Application timeline: The State Advocacy Grant application opened on June 30, 2020, and closed on September 30, 2020.
States requesting funding must be able to participate in advocacy activities according to their tax status with the IRS and any applicable state regulations.
The grant application must be strictly for advocacy purposes — to influence legislation and/or regulatory issues or to develop such initiatives.
AADA will not approve any grant applications for proposals that are not aligned with the AADA’s state policy priorities.
Applications are limited to one legislative priority to be funded through this grant. Applications cannot contain a list of potential legislative issues that would be funded by the AADA grant. The state society may work on more issues without AADA funds.
Each grantee will be required to submit a final written report (PDF download) to the AADA outlining the status of its advocacy project and progress made to date. AADA staff will provide reminders to grantees of the reporting deadlines. Failure to submit a report could result in denial of future funding requests.
Applicants must be prepared to upload the following documents.
1. Proposed advocacy project: Please provide a one-page or less description of the proposed advocacy project that addresses the following. View a sample application (PDF download).
Issue – Which issue will be addressed? Please review the AADA’s advocacy priorities. The advocacy initiative that is the subject of the grant must align with the AADA’s advocacy priorities and must focus on one priority.
Goal – What is the advocacy goal? For example, “We plan to defeat an upcoming NP independent practice bill.”
Grant request – How much money is the state society requesting?
Description of plan – Please provide a brief advocacy plan detailing the society’s specific strategies and activities planned to meet the goals. Examples include:
Indoor tanning – Identify bill sponsor and introduce legislation prohibiting minors from indoor tanning. "Our plan will include 1) meeting with legislators to educate them about the risks of indoor tanning; 2) meeting with other medical specialties to gain support; 3) introducing template resolution to state medical society house of delegates to gain support; 4) communicating importance of grassroots advocacy to members of the state dermatology society. "
Scope of practice – Identify bill sponsor and introduce AADA model legislation, Medical Acts Delegated by Supervising Physician to Physician Assistant. "Our plan will include: 1) demonstrating the problem by collecting examples of misleading advertising; 2) contacting dermatology society members for examples of injury due to misleading advertising; 3) build supping support from state medical society (meet with staff and introduce resolution to state medical society house of delegates)."

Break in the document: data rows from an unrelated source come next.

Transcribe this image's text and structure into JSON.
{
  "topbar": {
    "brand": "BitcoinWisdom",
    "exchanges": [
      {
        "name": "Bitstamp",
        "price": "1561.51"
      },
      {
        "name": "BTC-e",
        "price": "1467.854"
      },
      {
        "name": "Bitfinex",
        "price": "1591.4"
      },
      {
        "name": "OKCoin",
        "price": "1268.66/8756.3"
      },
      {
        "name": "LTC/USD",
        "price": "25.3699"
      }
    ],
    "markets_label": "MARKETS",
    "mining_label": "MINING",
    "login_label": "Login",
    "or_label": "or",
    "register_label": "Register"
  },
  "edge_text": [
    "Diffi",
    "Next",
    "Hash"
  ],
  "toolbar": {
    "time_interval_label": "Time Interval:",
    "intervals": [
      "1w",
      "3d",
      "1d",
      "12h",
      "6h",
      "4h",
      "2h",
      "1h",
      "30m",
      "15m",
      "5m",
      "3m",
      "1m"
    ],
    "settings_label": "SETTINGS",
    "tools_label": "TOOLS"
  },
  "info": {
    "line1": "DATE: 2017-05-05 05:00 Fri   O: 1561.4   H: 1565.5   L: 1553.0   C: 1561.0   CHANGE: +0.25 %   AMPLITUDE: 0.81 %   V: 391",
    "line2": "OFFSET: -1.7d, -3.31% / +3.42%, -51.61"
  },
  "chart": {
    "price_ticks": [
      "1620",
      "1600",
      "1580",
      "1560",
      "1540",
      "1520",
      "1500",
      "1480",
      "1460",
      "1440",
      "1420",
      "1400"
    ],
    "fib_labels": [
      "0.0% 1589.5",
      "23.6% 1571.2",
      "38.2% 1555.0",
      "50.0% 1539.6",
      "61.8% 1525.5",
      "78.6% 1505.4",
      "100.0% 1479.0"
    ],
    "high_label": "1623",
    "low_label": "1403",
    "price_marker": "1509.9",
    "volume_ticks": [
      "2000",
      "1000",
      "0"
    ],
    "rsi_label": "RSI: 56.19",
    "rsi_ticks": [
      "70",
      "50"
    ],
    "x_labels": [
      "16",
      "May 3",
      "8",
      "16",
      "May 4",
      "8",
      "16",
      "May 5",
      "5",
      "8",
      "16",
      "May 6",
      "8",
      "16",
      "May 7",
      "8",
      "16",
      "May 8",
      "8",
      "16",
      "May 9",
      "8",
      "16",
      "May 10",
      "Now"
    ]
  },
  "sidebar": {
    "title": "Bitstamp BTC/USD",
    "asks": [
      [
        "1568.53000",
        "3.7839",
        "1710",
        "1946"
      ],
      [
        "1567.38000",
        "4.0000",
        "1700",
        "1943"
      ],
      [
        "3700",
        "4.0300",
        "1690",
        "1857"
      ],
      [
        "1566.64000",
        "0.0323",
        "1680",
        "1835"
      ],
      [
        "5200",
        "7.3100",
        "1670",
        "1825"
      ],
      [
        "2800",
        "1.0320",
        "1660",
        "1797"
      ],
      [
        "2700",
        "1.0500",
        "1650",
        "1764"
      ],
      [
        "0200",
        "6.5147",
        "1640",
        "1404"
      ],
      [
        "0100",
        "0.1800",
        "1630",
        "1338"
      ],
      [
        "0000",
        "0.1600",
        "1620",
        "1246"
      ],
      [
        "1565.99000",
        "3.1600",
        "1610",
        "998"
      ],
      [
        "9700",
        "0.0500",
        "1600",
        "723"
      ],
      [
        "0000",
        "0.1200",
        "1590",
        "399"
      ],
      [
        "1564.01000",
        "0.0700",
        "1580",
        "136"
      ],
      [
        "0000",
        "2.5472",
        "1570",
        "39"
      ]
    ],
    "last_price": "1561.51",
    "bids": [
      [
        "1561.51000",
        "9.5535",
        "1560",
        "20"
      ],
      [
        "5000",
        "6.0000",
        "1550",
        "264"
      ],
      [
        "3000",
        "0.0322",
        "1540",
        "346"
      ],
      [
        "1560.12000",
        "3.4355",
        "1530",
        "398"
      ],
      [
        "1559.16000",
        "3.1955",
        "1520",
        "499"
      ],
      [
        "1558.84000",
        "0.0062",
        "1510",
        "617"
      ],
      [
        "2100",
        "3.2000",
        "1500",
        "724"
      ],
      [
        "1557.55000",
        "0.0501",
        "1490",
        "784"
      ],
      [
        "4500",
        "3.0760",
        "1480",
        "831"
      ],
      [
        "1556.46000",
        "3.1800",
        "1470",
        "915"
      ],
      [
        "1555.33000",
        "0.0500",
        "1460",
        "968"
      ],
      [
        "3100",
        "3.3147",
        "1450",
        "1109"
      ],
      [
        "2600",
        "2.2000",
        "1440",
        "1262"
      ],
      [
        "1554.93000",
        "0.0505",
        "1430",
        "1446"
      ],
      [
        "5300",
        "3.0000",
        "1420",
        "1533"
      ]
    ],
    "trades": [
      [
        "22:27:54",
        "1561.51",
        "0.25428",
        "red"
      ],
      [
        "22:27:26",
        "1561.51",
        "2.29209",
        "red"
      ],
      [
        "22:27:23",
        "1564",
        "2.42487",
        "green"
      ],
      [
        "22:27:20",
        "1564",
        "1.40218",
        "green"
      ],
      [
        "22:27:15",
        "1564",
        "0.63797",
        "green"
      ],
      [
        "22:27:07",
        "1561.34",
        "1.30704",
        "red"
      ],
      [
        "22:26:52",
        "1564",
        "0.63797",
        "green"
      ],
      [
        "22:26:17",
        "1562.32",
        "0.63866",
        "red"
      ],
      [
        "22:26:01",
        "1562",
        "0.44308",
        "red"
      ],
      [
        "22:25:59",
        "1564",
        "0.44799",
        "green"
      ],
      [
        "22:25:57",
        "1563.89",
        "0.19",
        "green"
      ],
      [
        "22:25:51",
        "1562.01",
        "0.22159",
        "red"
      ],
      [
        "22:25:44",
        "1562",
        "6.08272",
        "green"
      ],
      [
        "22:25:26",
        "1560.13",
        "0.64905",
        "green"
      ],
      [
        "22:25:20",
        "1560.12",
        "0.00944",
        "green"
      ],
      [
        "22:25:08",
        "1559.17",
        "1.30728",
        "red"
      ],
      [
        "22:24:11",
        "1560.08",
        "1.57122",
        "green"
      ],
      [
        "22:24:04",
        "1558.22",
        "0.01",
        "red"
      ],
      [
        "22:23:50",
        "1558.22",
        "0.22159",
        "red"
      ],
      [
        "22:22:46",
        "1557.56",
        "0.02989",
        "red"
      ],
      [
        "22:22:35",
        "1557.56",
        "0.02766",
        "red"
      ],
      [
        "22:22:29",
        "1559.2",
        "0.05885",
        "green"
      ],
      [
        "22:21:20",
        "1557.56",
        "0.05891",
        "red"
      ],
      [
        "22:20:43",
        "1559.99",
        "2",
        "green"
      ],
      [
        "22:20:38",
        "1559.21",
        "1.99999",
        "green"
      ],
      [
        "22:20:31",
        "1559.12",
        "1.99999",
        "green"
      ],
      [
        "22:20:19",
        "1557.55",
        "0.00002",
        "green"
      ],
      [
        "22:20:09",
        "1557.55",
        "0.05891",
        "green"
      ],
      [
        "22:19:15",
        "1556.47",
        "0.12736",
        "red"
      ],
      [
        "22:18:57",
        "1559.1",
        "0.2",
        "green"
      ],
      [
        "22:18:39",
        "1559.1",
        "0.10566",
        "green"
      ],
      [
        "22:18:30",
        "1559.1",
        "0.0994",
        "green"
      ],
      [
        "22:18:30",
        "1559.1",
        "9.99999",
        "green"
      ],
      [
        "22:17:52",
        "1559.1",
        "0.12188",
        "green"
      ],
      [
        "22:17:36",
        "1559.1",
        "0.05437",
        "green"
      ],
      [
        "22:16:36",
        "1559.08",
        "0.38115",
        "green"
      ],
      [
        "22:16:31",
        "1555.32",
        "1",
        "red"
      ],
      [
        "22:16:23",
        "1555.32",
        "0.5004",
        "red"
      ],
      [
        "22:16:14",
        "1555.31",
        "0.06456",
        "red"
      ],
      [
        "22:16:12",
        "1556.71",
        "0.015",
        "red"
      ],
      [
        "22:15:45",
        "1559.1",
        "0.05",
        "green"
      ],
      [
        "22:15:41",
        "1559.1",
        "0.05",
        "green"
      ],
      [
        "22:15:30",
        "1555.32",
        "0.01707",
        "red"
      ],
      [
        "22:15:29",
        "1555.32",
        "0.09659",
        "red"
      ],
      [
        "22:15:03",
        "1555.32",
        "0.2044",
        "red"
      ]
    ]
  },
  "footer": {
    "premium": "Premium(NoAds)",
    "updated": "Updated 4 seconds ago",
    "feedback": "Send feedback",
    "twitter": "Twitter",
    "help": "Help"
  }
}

Advocacy program – One goal of the AADA State Advocacy Program is to provide seed money to state societies to develop advocacy programs and continue to become engaged in state advocacy. What is the state society doing to grow its advocacy program (e.g. create an advocacy or legislative committee; encourage participation in the state medical society advocacy days; encourage participation in the AADA’s Legislative Conference)?
Budget – Provide a projected budget for the advocacy project that specifies how the grant funds will be used (budget for the project, not for the society).
2. Society society officers (current officers and following year's): This information enables AADA staff to contact state society leaders who will have knowledge about this grant during the application process and implementation of project.
3. W-9 form
4. Form 990 (required for tax purposes)
5. Grant report: This requirement only applies to states that received a grant in the immediate previous year. A state society must provide a report once the state legislative session adjourns. The report must explain how the funds were used and the status of the advocacy project (e.g. the bill passed). If the legislative session has not adjourned by the time the application is submitted, a report on the status of the project must be provided by September to the State Policy Committee.